ETA: This was maybe 5 years ago, before widespread use of Skype video and Facetime.
How do you know he was talking to someone else?
Yes, I think maybe Bob from Accounting has finally cracked.
These two facts are not guaranteed to both be true.
An IP device may work wirelessly, by wi-fi or other RF transport layer, but not every IP device can work wirelessly.
Looking at the current specsheets for Polycom telephones, there’s no mention of wi-fi. Network connectivity appears to uniformly be 1000base-TX wired connections.
Let alone power; none of the phones I see seem to have integral battery capability, and need their power bricks to work, or power over ethernet (still a wire).
If you can find a specific cite supporting your assertion, I’m sure we’d all welcome it, since it would be a definitive answer to what OP saw.
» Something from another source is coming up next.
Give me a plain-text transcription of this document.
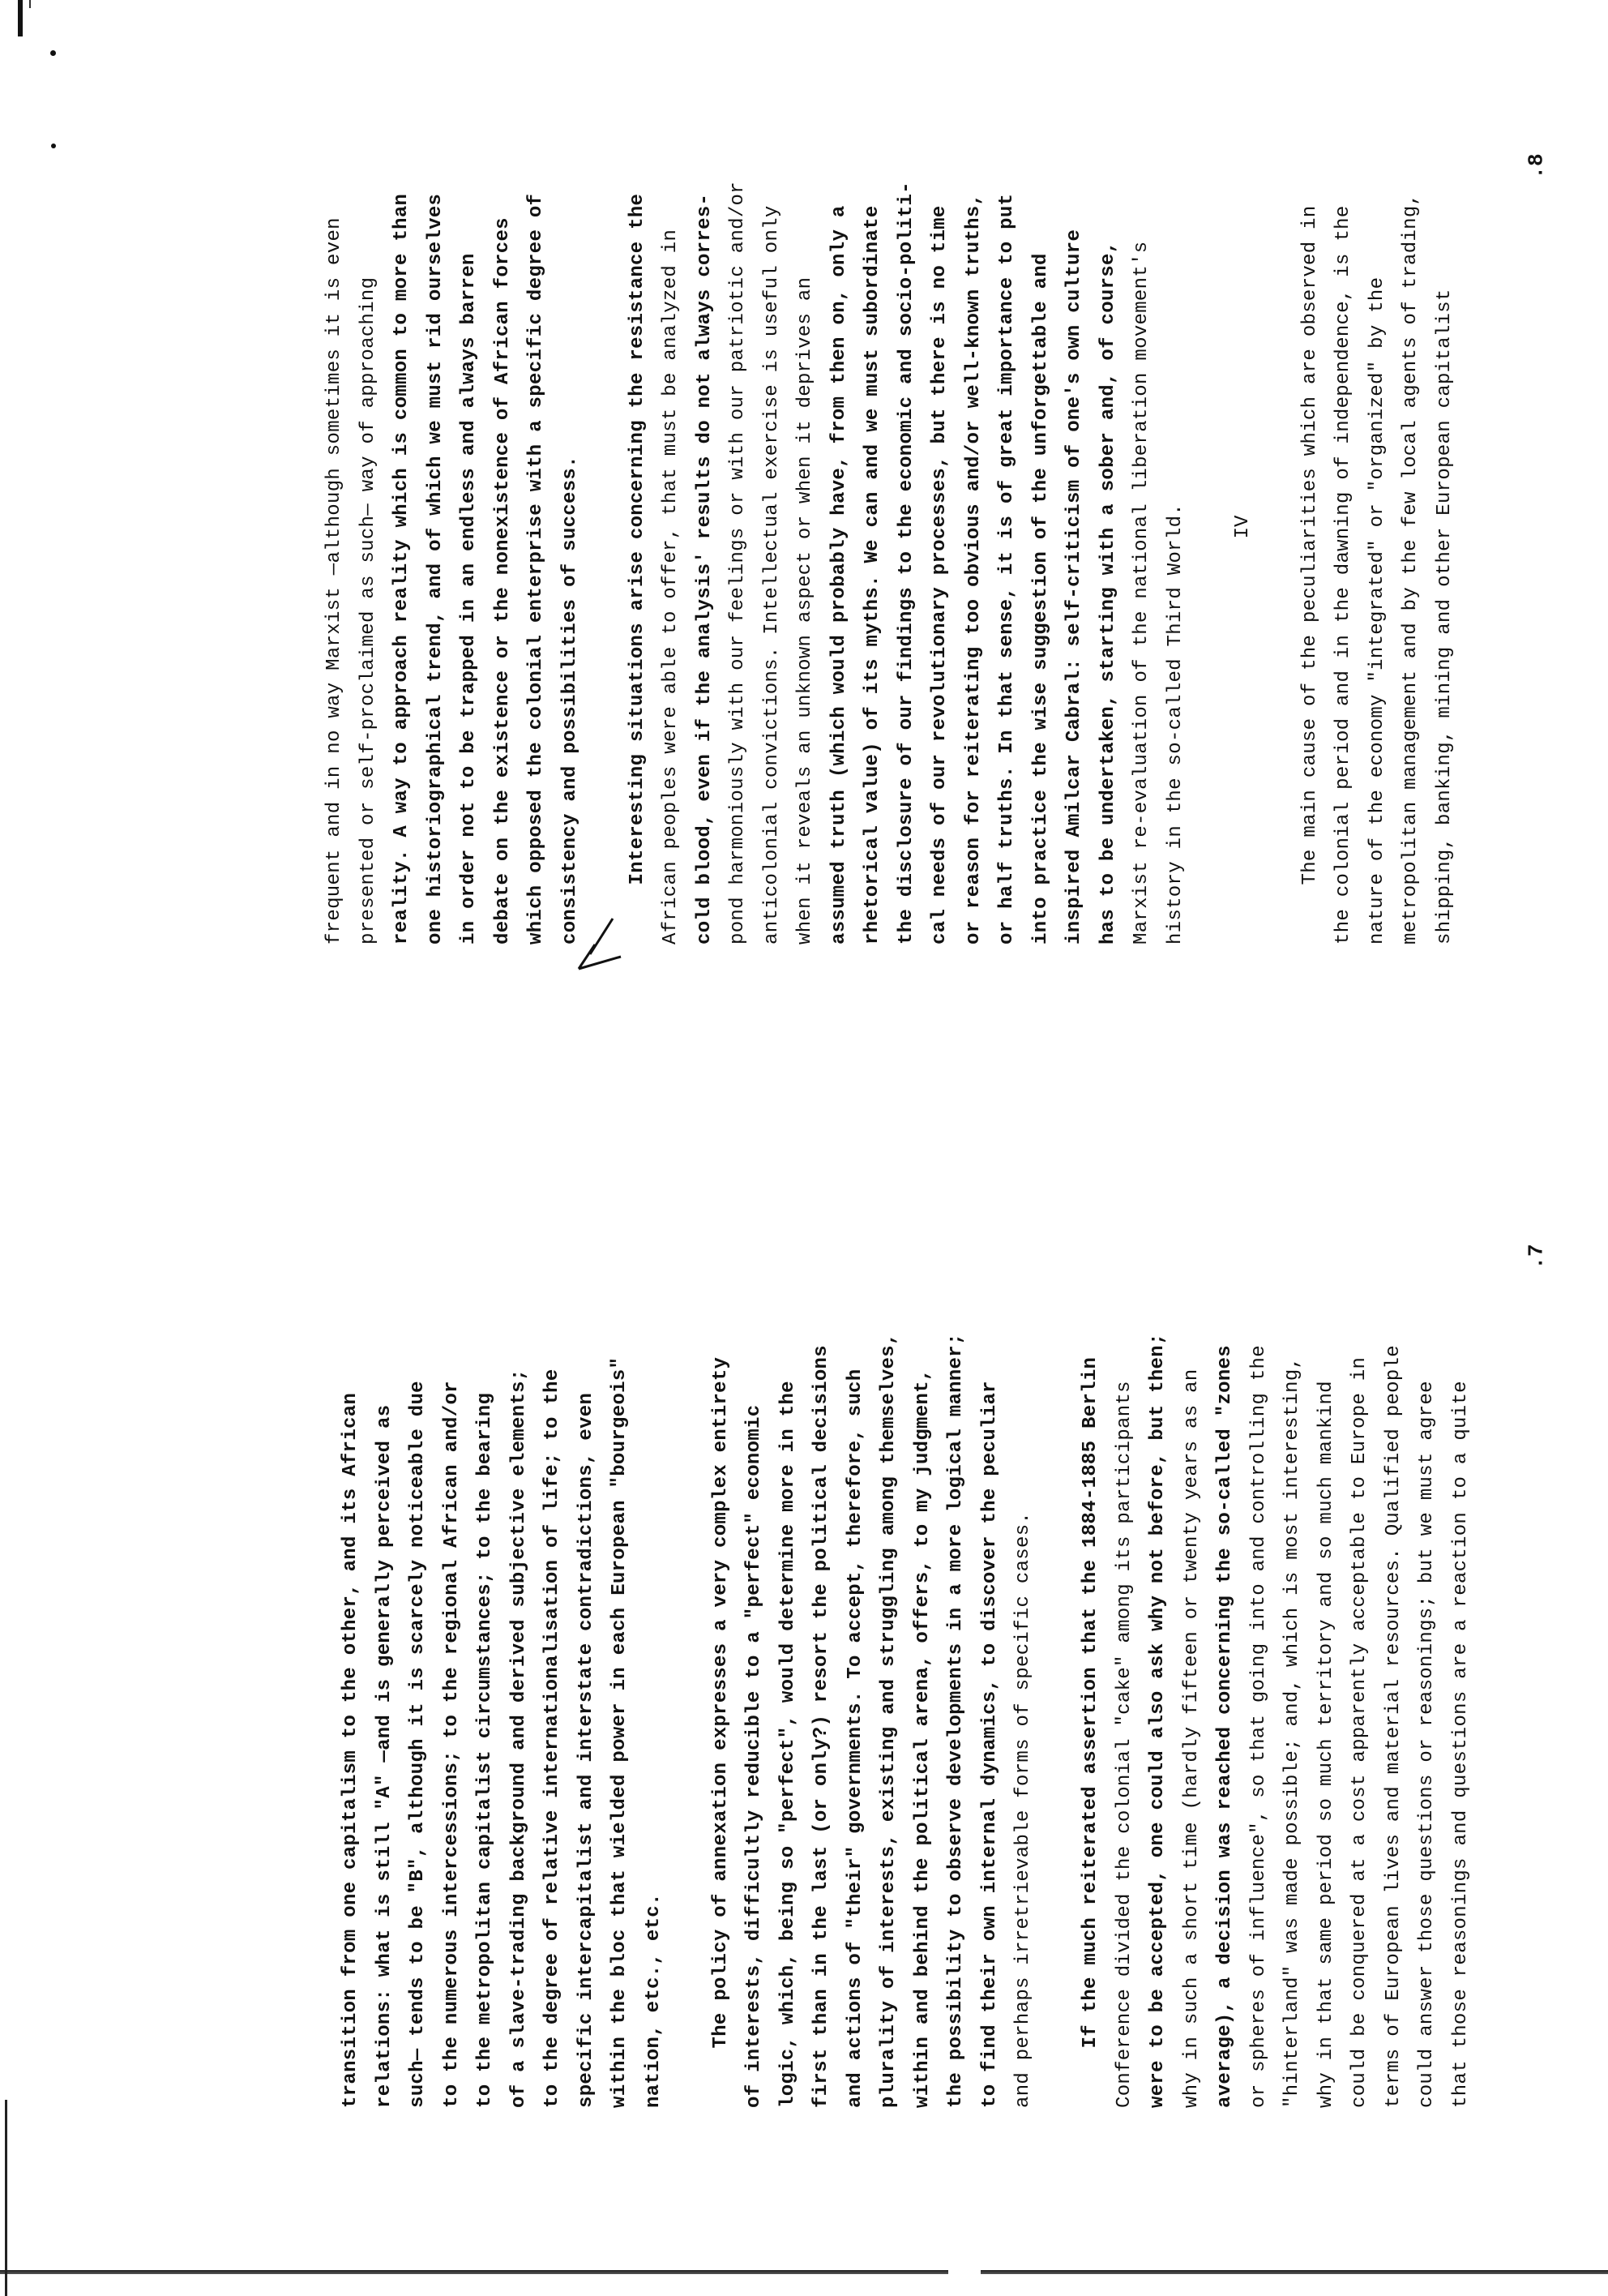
frequent and in no way Marxist —although sometimes it is even presented or self-proclaimed as such— way of approaching reality. A way to approach reality which is common to more than one historiographical trend, and of which we must rid ourselves in order not to be trapped in an endless and always barren debate on the existence or the nonexistence of African forces which opposed the colonial enterprise with a specific degree of consistency and possibilities of success.	Interesting situations arise concerning the resistance the African peoples were able to offer, that must be analyzed in cold blood, even if the analysis' results do not always corres- pond harmoniously with our feelings or with our patriotic and/or anticolonial convictions. Intellectual exercise is useful only when it reveals an unknown aspect or when it deprives an assumed truth (which would probably have, from then on, only a rhetorical value) of its myths. We can and we must subordinate the disclosure of our findings to the economic and socio-politi- cal needs of our revolutionary processes, but there is no time or reason for reiterating too obvious and/or well-known truths, or half truths. In that sense, it is of great importance to put into practice the wise suggestion of the unforgettable and inspired Amilcar Cabral: self-criticism of one's own culture has to be undertaken, starting with a sober and, of course, Marxist re-evaluation of the national liberation movement's history in the so-called Third World.	IV	The main cause of the peculiarities which are observed in the colonial period and in the dawning of independence, is the nature of the economy "integrated" or "organized" by the metropolitan management and by the few local agents of trading, shipping, banking, mining and other European capitalist
.8
transition from one capitalism to the other, and its African relations: what is still "A" —and is generally perceived as such— tends to be "B", although it is scarcely noticeable due to the numerous intercessions; to the regional African and/or to the metropolitan capitalist circumstances; to the bearing of a slave-trading background and derived subjective elements; to the degree of relative internationalisation of life; to the specific intercapitalist and interstate contradictions, even within the bloc that wielded power in each European "bourgeois" nation, etc., etc.	The policy of annexation expresses a very complex entirety of interests, difficultly reducible to a "perfect" economic logic, which, being so "perfect", would determine more in the first than in the last (or only?) resort the political decisions and actions of "their" governments. To accept, therefore, such plurality of interests, existing and struggling among themselves, within and behind the political arena, offers, to my judgment, the possibility to observe developments in a more logical manner; to find their own internal dynamics, to discover the peculiar and perhaps irretrievable forms of specific cases.	If the much reiterated assertion that the 1884-1885 Berlin Conference divided the colonial "cake" among its participants were to be accepted, one could also ask why not before, but then; why in such a short time (hardly fifteen or twenty years as an average), a decision was reached concerning the so-called "zones or spheres of influence", so that going into and controlling the "hinterland" was made possible; and, which is most interesting, why in that same period so much territory and so much mankind could be conquered at a cost apparently acceptable to Europe in terms of European lives and material resources. Qualified people could answer those questions or reasonings; but we must agree that those reasonings and questions are a reaction to a quite
.7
Spark Fun Electronics sold this for a while: Portable Rotary Phone - Black - POR-00286 - SparkFun Electronics
No reason why someone couldn’t have done the same thing with a slightly newer phone shell.
I said AND because the ones our company uses can do both. I do not have the model pictured, but the one I have is a Polycom and is similar looking.
I have used it both on our company LAN, and wirelessly from home (wifi, not cell).
Note the call quality is MUCH better on the LAN.